SDRs are issued by the IMF to member countries in proportion to their quotas and represent claims or rights which are honoured by other members and by the IMF itself.  By joining the scheme, a member accepts an obligation to provide currency, when designated by the Fund, to other participants in exchange for SDRs.  It cannot, however, be obliged to accept SDRs to a greater total value than three times its own allocation.

Participants whose holdings are less than their allocation pay interest on the difference between their allocation and their actual holdings, and members holding SDRs in excess of their allocation receive interest.

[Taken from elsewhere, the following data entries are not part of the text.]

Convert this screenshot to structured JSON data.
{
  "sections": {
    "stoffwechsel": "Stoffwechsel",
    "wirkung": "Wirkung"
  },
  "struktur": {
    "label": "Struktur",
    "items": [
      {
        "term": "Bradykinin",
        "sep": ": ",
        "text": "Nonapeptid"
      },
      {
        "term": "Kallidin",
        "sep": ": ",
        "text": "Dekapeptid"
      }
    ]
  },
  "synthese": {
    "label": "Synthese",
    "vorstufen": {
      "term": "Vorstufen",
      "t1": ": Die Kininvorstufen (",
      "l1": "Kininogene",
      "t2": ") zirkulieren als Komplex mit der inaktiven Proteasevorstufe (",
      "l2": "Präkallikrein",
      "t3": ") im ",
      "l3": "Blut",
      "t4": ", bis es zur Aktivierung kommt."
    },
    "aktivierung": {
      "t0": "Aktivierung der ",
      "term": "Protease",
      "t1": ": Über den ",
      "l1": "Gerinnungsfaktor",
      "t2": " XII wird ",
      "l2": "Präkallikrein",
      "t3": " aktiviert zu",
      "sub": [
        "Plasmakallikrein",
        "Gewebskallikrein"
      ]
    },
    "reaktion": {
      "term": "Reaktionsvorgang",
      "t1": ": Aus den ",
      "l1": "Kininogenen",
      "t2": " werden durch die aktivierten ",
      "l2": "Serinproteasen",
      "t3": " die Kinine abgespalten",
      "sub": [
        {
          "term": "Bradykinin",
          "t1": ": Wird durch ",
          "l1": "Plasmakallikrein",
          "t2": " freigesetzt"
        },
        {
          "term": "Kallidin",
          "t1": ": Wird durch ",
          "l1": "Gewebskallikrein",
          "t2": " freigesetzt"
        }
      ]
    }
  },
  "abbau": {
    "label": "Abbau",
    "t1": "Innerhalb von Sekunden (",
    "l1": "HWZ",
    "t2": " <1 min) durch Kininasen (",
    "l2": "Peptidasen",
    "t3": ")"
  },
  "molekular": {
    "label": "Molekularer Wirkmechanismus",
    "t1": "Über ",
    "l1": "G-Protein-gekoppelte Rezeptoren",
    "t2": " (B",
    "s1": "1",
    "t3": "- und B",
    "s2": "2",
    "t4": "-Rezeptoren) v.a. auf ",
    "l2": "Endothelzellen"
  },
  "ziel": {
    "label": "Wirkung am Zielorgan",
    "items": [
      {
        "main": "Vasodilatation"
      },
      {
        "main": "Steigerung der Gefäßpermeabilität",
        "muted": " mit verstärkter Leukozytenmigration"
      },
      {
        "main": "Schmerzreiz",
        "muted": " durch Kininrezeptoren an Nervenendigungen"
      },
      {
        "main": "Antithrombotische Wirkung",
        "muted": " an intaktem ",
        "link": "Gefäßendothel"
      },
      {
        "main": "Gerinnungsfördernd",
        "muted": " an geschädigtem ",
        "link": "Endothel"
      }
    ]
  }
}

Each member of the IMF is entitled to an allocation of SDR, which it can use to pay for its imports or settle international debts. If both the paying country and the country being paid are members of the IMF, then in the books to IMF, the allocation of the paying country will go down and that of the country being paid will go up.  If the country being paid is not a member of IMF, then the country paying can use its allocation of SDR to purchase gold or convertible currency from the IMF or another member of the IMF, whose allocation of SDR will correspondingly increase.